La rivière Toïma 1

 

 

Perdu par les forêts amples et solitaires,

En une clairière animée, lumineuse,

Que charrue et cognée ont jadis défrichée,

Je contemple pensif la rivière aux eaux sourdes.

 

Dispersés alentour aux penchants des montagnes,

Les nuages au ciel, comme au front les pensées,

La ténèbre émouvant des fantômes brumeux,

Et la lune mêlée au clair-obscur du soir,

 

La paisible étendue au sommeil se dispose,

Çà et là d’une izba la fenêtre étincelle,

Et l’église vétuste, aux formes de géant,

Parmi l’épais brouillard émerge comme un heaume,

 

L’écho d’un dernier cor retentit, expirant,

Si clair parmi la nuit !... Là-bas, des gens qui causent,

Plus loin, plus amortis, des abois furieux,

Partout, molle rumeur, des troupeaux qui reposent.

 

Et la Toïma lente aux courants assourdis,

Brillant de tous les feux de ses flots argentés,

Lie d’une même chaîne enchantée et légère

Le silence du soir et mes rêves vivaces.

 

Ô contrée sans histoire ! Ô contrée apaisante

Qu’anime encore un souffle intime et vénérable,

Et la simplicité des mœurs patriarcales

Où l’enfant est soumis et modeste la femme...

 

Exposée aux accès des brutales tempêtes,

Dans le silence froid de ses marais glacés,

Étrangère aux sursauts des libertés brimées,

Elle ignore l’esclave et vécut sans despote...

 

Sous le faix éternel des labeurs et des peines,

Elle a passé, jour après jour, au fil des siècles,

Loin des efforts et des desseins de l’ennemi,

Tout comme toi, lointaine et paisible rivière !...

 

Mais une vie nouvelle au progrès obstiné,

Refoulant les forêts et dénudant la plaine,

Créera, comme partout, la science du folklore,

À foison offrira ses mille nouveautés.

 

Mais sera-t-il toujours possible au voyageur,

Penché sur la rivière inconnue et paisible,

De se détendre avec la même volupté,

Et de vivifier son âme exténuée ?

 

Et seront-ils alors plus heureux, tous ces hommes

Qui reposent en paix, si dur que soit leur sort ?

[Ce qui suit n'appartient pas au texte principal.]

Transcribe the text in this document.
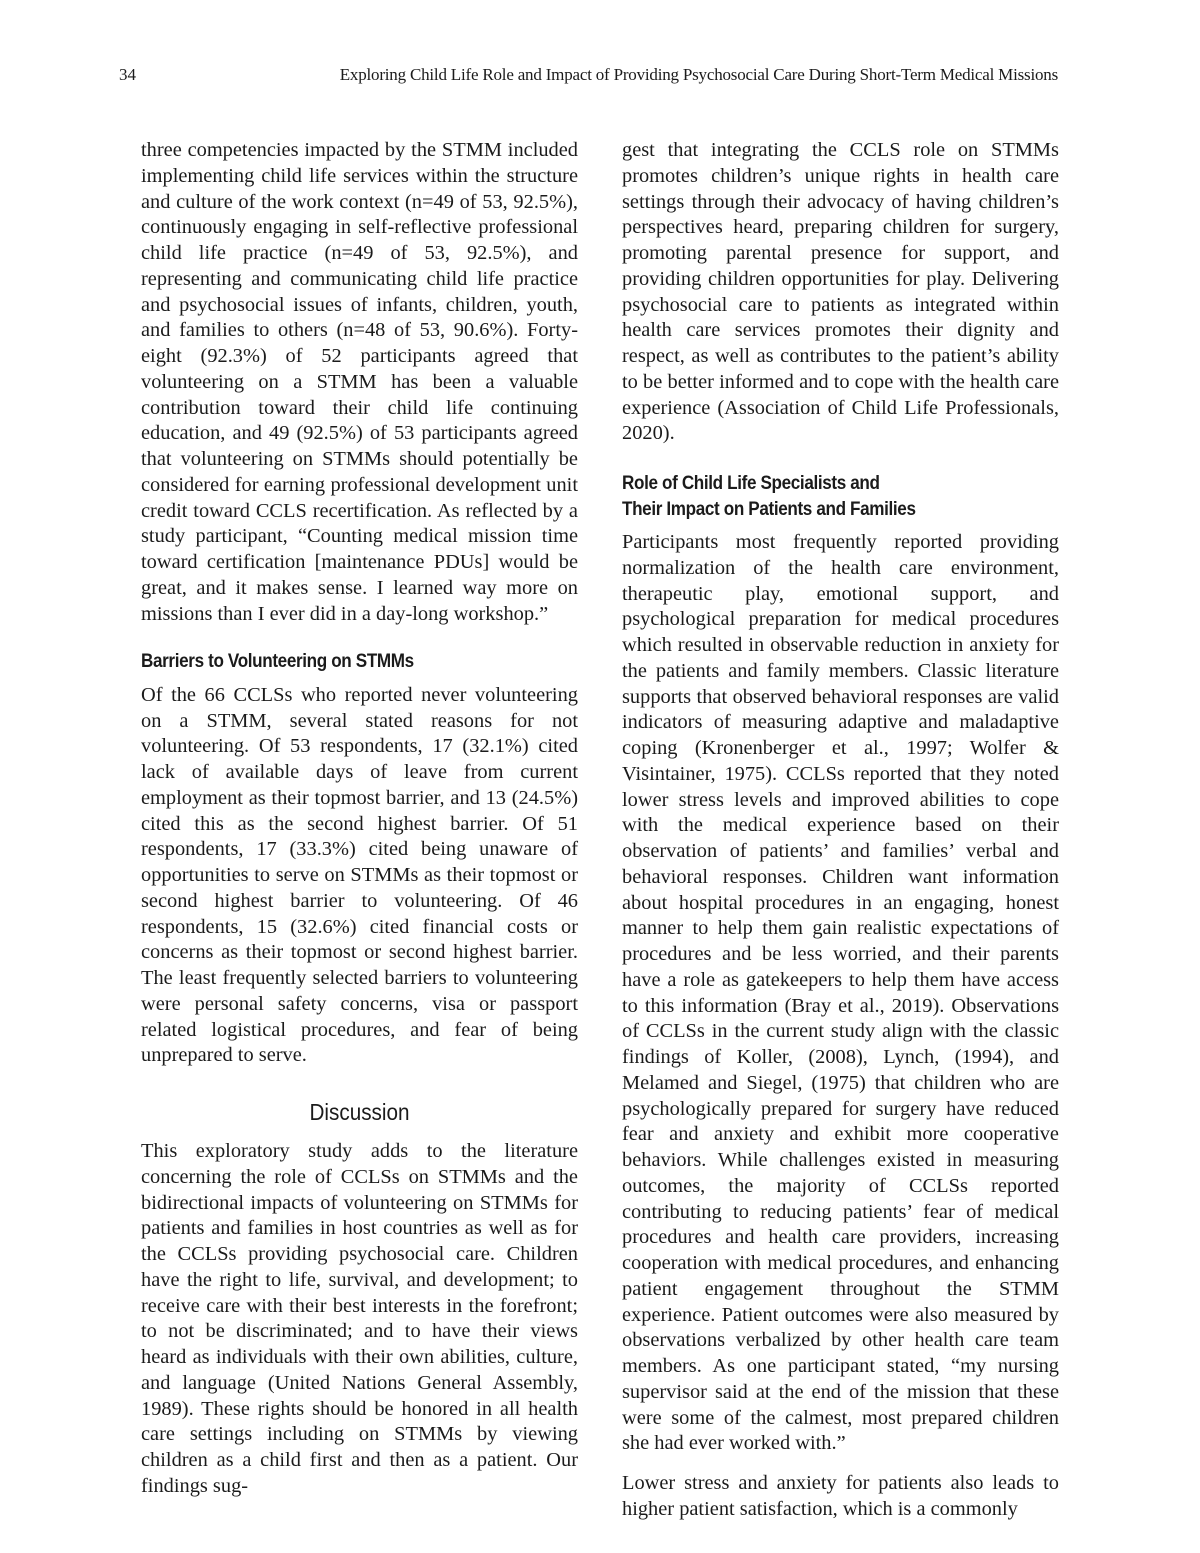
34	Exploring Child Life Role and Impact of Providing Psychosocial Care During Short-Term Medical Missions

three competencies impacted by the STMM included implementing child life services within the structure and culture of the work context (n=49 of 53, 92.5%), continuously engaging in self-reflective professional child life practice (n=49 of 53, 92.5%), and representing and communicating child life practice and psychosocial issues of infants, children, youth, and families to others (n=48 of 53, 90.6%). Forty-eight (92.3%) of 52 participants agreed that volunteering on a STMM has been a valuable contribution toward their child life continuing education, and 49 (92.5%) of 53 participants agreed that volunteering on STMMs should potentially be considered for earning professional development unit credit toward CCLS recertification. As reflected by a study participant, “Counting medical mission time toward certification [maintenance PDUs] would be great, and it makes sense. I learned way more on missions than I ever did in a day-long workshop.”

Barriers to Volunteering on STMMs

Of the 66 CCLSs who reported never volunteering on a STMM, several stated reasons for not volunteering. Of 53 respondents, 17 (32.1%) cited lack of available days of leave from current employment as their topmost barrier, and 13 (24.5%) cited this as the second highest barrier. Of 51 respondents, 17 (33.3%) cited being unaware of opportunities to serve on STMMs as their topmost or second highest barrier to volunteering. Of 46 respondents, 15 (32.6%) cited financial costs or concerns as their topmost or second highest barrier. The least frequently selected barriers to volunteering were personal safety concerns, visa or passport related logistical procedures, and fear of being unprepared to serve.

Discussion

This exploratory study adds to the literature concerning the role of CCLSs on STMMs and the bidirectional impacts of volunteering on STMMs for patients and families in host countries as well as for the CCLSs providing psychosocial care. Children have the right to life, survival, and development; to receive care with their best interests in the forefront; to not be discriminated; and to have their views heard as individuals with their own abilities, culture, and language (United Nations General Assembly, 1989). These rights should be honored in all health care settings including on STMMs by viewing children as a child first and then as a patient. Our findings sug-

gest that integrating the CCLS role on STMMs promotes children’s unique rights in health care settings through their advocacy of having children’s perspectives heard, preparing children for surgery, promoting parental presence for support, and providing children opportunities for play. Delivering psychosocial care to patients as integrated within health care services promotes their dignity and respect, as well as contributes to the patient’s ability to be better informed and to cope with the health care experience (Association of Child Life Professionals, 2020).

Role of Child Life Specialists and
Their Impact on Patients and Families

Participants most frequently reported providing normalization of the health care environment, therapeutic play, emotional support, and psychological preparation for medical procedures which resulted in observable reduction in anxiety for the patients and family members. Classic literature supports that observed behavioral responses are valid indicators of measuring adaptive and maladaptive coping (Kronenberger et al., 1997; Wolfer & Visintainer, 1975). CCLSs reported that they noted lower stress levels and improved abilities to cope with the medical experience based on their observation of patients’ and families’ verbal and behavioral responses. Children want information about hospital procedures in an engaging, honest manner to help them gain realistic expectations of procedures and be less worried, and their parents have a role as gatekeepers to help them have access to this information (Bray et al., 2019). Observations of CCLSs in the current study align with the classic findings of Koller, (2008), Lynch, (1994), and Melamed and Siegel, (1975) that children who are psychologically prepared for surgery have reduced fear and anxiety and exhibit more cooperative behaviors. While challenges existed in measuring outcomes, the majority of CCLSs reported contributing to reducing patients’ fear of medical procedures and health care providers, increasing cooperation with medical procedures, and enhancing patient engagement throughout the STMM experience. Patient outcomes were also measured by observations verbalized by other health care team members. As one participant stated, “my nursing supervisor said at the end of the mission that these were some of the calmest, most prepared children she had ever worked with.”

Lower stress and anxiety for patients also leads to higher patient satisfaction, which is a commonly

Nuit, garde leur sommeil ! Dormez, enfants de Dieu,

En coulant berce-les, rivière bienheureuse !

 

 

 

Konstantin Konstantinovitch

SLOUTCHEVSKI, 1885.

 

 

Recueilli dans Anthologie de la poésie russe,

choix, traduction et commentaires de Jacques David,

Stock, 1947.

 

 

 

1. Affluent de la Dvina du Nord, en aval de la Vytchegda.